Conservative & Aggressive NaNs Accelerate U-Nets for Neuroimaging
Inés Gonzalez-Pepe, Vinuyan Sivakolunthu, Jacob Fortin, Yohan Chatelain, Tristan Glatard
TL;DR
This work investigates computational inefficiency in CNN-based neuroimaging models due to numerical noise, revealing that a large fraction of embeddings behave as irrelevant numerical noise. It introduces Conservative NaNs and Aggressive NaNs to identify numerically unstable voxels via modified pooling/unpooling and a NaN-Convolution mechanism that skips operations when NaN density is high, all without altering model architectures. Across FastSurfer, FONDUE, MNIST, and Xception, the methods yield substantial speedups—up to around 2× in many MRI-focused models—with Conservative NaNs offering reliable accuracy preservation and Aggressive NaNs providing larger gains in homogeneous MRI data but with potential trade-offs in others. The results demonstrate that exploiting numerical uncertainty can meaningfully reduce redundant computation in CNNs for neuroimaging, and point toward future integration with sparse representations and hardware-aware execution for even greater efficiency and uncertainty quantification.
Abstract
Deep learning models for neuroimaging increasingly rely on large architectures, making efficiency a persistent concern despite advances in hardware.
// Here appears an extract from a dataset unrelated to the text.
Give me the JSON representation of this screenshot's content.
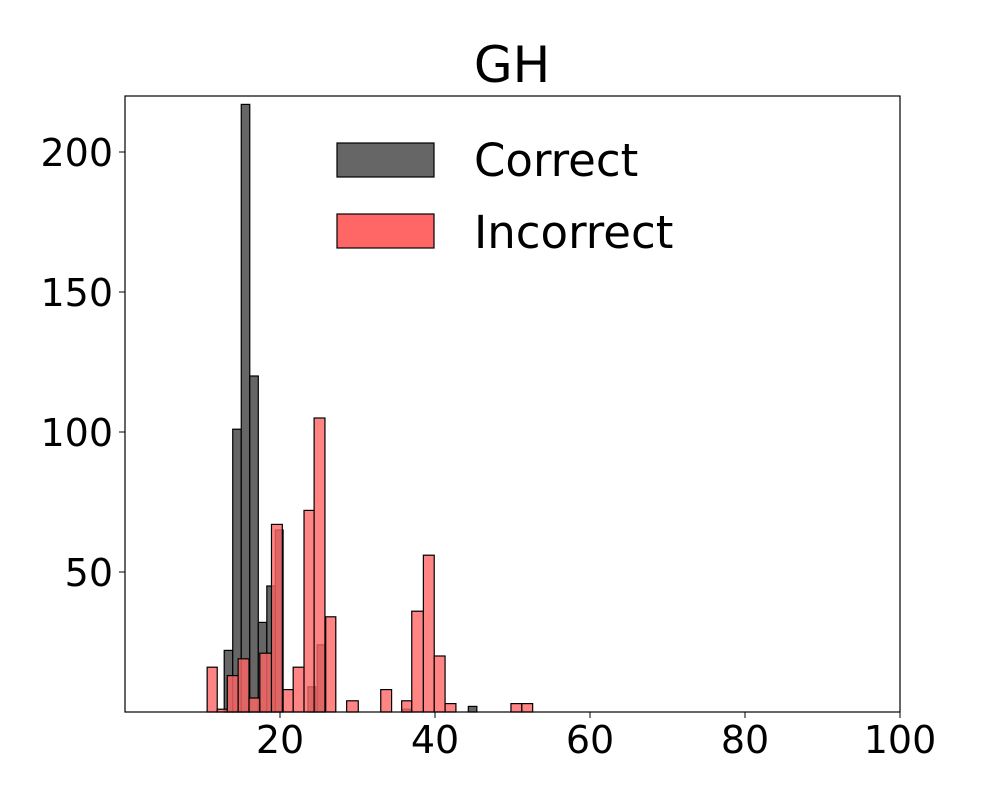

Through an analysis of numerical uncertainty of convolutional neural networks (CNNs), we observe that many operations are applied to values dominated by numerical noise and have negligible influence on model outputs. In some models, up to two-thirds of convolution operations appear redundant. We introduce Conservative & Aggressive NaNs, two novel variants of max pooling and unpooling that identify numerically unstable voxels and replace them with NaNs, allowing subsequent layers to skip computations on irrelevant data. Both methods are implemented within PyTorch and require no architectural changes. We evaluate these approaches on four CNN models spanning neuroimaging and image classification tasks. For inputs containing at least 50% NaNs, we observe consistent runtime improvements; for data with more than two-thirds NaNs )common in several neuroimaging settings) we achieve an average inference speedup of 1.67x. Conservative NaNs reduces convolution operations by an average of 30% across models and datasets, with no measurable performance degradation, and can skip up to 64.64% of convolutions in specific layers. Aggressive NaNs can skip up to 69.30% of convolutions but may occasionally affect performance. Overall, these methods demonstrate that numerical uncertainty can be exploited to reduce redundant computation and improve inference efficiency in CNNs.